Understanding Flux: Diffusion and Flow Models

The aim of this article is to introduce the architecture of Flux, a state-of-the-art model for text-to-image generation. We first review Diffusion and Flow Matching frameworks, then discuss the architectural shift from U-Nets to Diffusion Transformers.

Text-to-image generation is a rapidly evolving field. In recent years, researchers and engineers have focused much of their effort on diffusion models and flow models.

The most general modern way to think about generative modeling is through the Flow Matching framework. At its core, this framework learns a continuous process that transforms a simple prior distribution into a complex target data distribution.

This transformation is defined by a time-dependent probability path, $p_t(x)$ , which smoothly morphs $p_0$ into $p_T$ as time $t$ goes from $0$ to $T$ . The evolution of a point $x$ along this path is governed by a learned vector field $v_t(x)$ :

\frac{dx}{dt} = v_t(x)

The goal is to learn $v_t(x)$ such that solving this ODE from noise back to data produces valid samples.

Diffusion Models

Diffusion models realize this objective through a predefined Gaussian noising process. A fixed forward process gradually injects noise into data; a learned reverse process predicts how to remove that noise.
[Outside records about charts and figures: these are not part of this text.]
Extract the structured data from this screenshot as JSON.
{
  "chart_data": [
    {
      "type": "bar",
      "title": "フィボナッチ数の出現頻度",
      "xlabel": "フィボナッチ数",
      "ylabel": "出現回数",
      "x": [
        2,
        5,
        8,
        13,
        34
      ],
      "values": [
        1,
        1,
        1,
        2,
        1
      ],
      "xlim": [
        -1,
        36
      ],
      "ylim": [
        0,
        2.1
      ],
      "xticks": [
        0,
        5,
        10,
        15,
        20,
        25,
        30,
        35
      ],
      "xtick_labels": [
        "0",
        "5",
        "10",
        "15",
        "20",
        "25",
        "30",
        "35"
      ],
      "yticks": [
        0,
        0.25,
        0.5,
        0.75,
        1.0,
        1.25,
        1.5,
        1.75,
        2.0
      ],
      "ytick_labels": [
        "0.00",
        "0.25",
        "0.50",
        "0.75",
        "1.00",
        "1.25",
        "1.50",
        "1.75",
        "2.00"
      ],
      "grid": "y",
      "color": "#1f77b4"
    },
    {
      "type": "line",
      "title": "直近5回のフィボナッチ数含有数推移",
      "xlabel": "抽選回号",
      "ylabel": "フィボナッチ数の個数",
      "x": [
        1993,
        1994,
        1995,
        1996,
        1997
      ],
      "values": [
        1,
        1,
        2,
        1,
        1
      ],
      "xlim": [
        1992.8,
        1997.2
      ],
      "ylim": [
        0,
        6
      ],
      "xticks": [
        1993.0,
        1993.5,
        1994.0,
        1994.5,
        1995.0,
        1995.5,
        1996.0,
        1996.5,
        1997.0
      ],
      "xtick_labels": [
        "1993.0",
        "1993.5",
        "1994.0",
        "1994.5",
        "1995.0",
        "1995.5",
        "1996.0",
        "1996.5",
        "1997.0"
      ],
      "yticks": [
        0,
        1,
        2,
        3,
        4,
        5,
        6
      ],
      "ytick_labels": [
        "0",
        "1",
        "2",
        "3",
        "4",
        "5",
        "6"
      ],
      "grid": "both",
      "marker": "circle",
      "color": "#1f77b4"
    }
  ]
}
In practice, diffusion models learn to denoise. From that denoising function, one can derive the score or vector field needed to move from noise back to data.

Flow Models

More recent flow models, especially rectified flow, provide a more direct solution. The key idea is to construct paths between $x_0$ and $x_T$ that are close to straight lines:

\frac{dx}{dt} = x_T - x_0

This makes the vector field easier to learn and can support high-quality sampling with fewer steps.

Model family	Strengths	Tradeoffs
Diffusion models	Stable training, diverse generation	Slow sampling with many steps
Rectified flows	Faster sampling, direct vector-field learning	Newer and still rapidly evolving

U-Net vs Diffusion Transformers

In a diffusion model, the denoiser is the core learnable component. Historically, this component has often been a U-Net.

U-Net architecture diagram — Classic U-Net-style denoising architecture.

U-Nets combine downsampling, upsampling, and skip connections. They are powerful, but architecturally complex.

Diffusion Transformers instead treat denoising as a sequence modeling task: image patches become tokens, and the denoiser becomes a Transformer over image and conditioning sequences.

Diffusion Transformer architecture diagram — Diffusion Transformer architecture.

Flux

Flux combines flow matching with a transformer-based denoiser. Its architecture can be read as a dual-transformer system that integrates text, image, and timestep information.

The model prepares text conditioning, time conditioning, and latent image patches before passing them through a multi-stage transformer backbone. The result is an elegant architecture that avoids much of the complexity of older U-Net-based systems while keeping strong generation quality.

Takeaway

The broader trend is clear: text-to-image systems are moving toward cleaner Transformer-based denoisers and more direct flow-based sampling objectives. Flux is a strong example of that shift.